Recombinant Human Butyrophilin subfamily 3 member A1 (BTN3A1) is expressed in a yeast system, spanning amino acids 30-254. This partial protein includes an N-terminal 6xHis-tag for simplified purification and detection. The product achieves a purity of over 90%, as confirmed by SDS-PAGE analysis, which appears suitable for research applications requiring high purity.
BTN3A1 is a protein that seems to modulate immune responses. Part of the butyrophilin family, it likely plays a role in cellular signaling pathways. Research suggests BTN3A1 interacts with immune cells, indicating its potential importance in studies of immune system regulation.
Potential Applications
Note: The applications listed below are based on what we know about this protein's biological functions, published research, and experience from experts in the field. However, we haven't fully tested all of these applications ourselves yet. We'd recommend running some preliminary tests first to make sure they work for your specific research goals.

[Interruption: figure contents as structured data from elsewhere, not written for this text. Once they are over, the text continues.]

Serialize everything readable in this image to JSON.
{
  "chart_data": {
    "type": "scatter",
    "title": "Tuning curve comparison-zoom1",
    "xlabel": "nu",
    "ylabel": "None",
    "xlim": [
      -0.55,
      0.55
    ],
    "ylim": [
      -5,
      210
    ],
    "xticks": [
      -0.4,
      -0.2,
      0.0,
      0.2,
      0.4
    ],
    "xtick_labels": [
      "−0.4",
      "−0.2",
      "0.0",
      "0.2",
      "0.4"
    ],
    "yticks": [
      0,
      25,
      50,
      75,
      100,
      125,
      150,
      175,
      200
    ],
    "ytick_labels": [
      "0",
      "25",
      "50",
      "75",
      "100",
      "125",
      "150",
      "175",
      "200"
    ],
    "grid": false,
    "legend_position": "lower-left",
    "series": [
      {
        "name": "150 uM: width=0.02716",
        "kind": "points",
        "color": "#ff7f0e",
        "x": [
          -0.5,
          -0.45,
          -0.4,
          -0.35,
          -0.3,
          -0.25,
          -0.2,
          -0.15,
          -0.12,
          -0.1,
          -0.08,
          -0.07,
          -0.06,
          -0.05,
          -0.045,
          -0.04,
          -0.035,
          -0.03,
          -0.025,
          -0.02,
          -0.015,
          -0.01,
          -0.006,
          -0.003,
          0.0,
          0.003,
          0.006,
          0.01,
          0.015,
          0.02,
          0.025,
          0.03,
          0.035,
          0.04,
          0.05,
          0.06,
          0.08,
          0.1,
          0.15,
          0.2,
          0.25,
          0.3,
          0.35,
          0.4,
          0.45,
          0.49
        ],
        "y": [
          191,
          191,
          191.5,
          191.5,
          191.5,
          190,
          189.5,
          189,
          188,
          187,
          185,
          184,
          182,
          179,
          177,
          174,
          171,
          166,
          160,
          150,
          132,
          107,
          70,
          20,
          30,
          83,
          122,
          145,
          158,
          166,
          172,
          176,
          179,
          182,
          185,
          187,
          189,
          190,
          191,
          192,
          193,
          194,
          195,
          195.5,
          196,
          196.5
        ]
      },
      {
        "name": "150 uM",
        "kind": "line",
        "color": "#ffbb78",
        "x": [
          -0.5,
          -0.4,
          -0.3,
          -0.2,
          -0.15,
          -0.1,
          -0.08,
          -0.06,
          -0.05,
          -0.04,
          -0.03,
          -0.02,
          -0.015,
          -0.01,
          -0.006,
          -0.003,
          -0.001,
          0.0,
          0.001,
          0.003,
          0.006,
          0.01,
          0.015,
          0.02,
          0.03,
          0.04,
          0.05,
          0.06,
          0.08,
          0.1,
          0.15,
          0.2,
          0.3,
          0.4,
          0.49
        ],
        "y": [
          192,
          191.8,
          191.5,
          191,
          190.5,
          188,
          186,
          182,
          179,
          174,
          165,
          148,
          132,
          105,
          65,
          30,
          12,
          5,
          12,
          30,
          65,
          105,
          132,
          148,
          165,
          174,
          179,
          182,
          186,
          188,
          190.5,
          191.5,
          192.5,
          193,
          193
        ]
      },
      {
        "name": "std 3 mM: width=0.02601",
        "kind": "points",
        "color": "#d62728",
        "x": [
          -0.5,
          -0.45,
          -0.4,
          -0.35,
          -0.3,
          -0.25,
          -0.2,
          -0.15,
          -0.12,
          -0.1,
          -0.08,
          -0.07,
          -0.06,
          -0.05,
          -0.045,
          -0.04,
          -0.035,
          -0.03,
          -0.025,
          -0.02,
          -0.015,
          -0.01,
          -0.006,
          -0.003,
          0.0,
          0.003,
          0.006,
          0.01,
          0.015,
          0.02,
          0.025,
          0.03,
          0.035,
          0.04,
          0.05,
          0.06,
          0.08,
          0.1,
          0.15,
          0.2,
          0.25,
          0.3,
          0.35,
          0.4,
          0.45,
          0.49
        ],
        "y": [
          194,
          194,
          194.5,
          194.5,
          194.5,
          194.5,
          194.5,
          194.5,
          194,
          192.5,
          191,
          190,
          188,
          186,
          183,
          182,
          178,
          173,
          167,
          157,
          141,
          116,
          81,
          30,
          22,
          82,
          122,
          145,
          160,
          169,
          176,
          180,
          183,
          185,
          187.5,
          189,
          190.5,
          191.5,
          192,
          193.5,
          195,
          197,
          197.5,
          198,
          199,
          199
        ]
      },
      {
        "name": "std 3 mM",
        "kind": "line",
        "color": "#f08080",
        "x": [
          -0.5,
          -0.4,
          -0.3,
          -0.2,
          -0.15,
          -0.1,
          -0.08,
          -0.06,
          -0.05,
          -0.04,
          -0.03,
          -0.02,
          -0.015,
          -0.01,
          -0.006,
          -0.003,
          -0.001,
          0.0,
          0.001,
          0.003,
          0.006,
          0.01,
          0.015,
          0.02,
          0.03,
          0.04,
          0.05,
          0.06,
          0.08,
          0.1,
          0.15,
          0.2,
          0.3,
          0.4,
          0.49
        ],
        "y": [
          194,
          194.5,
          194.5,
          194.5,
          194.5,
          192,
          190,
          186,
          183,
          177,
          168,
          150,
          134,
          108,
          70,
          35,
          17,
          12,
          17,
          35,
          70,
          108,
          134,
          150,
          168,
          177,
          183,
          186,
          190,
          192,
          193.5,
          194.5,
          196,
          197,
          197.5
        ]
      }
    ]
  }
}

1. Antibody Development and Validation Studies
This recombinant BTN3A1 protein fragment (30-254aa) may serve as an immunogen or antigen for developing monoclonal or polyclonal antibodies targeting human BTN3A1. The N-terminal 6xHis tag allows for straightforward purification and immobilization during antibody screening assays. High purity levels (>90%) suggest reliable epitope presentation for antibody binding studies and specificity validation. ELISA-based assays could potentially characterize antibody binding kinetics and cross-reactivity profiles using this protein.
2. Protein-Protein Interaction Studies
Pull-down assays might benefit from the 6xHis-tagged BTN3A1 fragment to identify and characterize potential binding partners or interacting proteins. The tag allows immobilization on nickel-affinity matrices, which could capture interacting molecules from cell lysates or purified protein libraries. This approach appears particularly valuable for mapping interaction domains within the 30-254aa region and understanding BTN3A1's molecular partnerships in cellular environments.
3. Structural and Biochemical Characterization
This purified BTN3A1 protein fragment provides material for biophysical studies. These might include circular dichroism spectroscopy, dynamic light scattering, and analytical ultracentrifugation to examine folding properties and oligomerization state. The defined amino acid boundaries (30-254aa) make it appropriate for domain-specific structural analysis and stability studies. The yeast expression system and high purity level likely ensure adequate protein quality for detailed biochemical characterization experiments.
4. Cell-Based Binding and Localization Studies
Researchers could potentially use the recombinant BTN3A1 fragment as an external probe in cell-based assays to study receptor binding or cell surface interactions. Fluorescent labeling or biotinylation of the protein may enable flow cytometry analysis or microscopy-based localization studies. This application allows investigation of BTN3A1's interaction with cell surface receptors or its binding specificity across different cell types under controlled experimental conditions.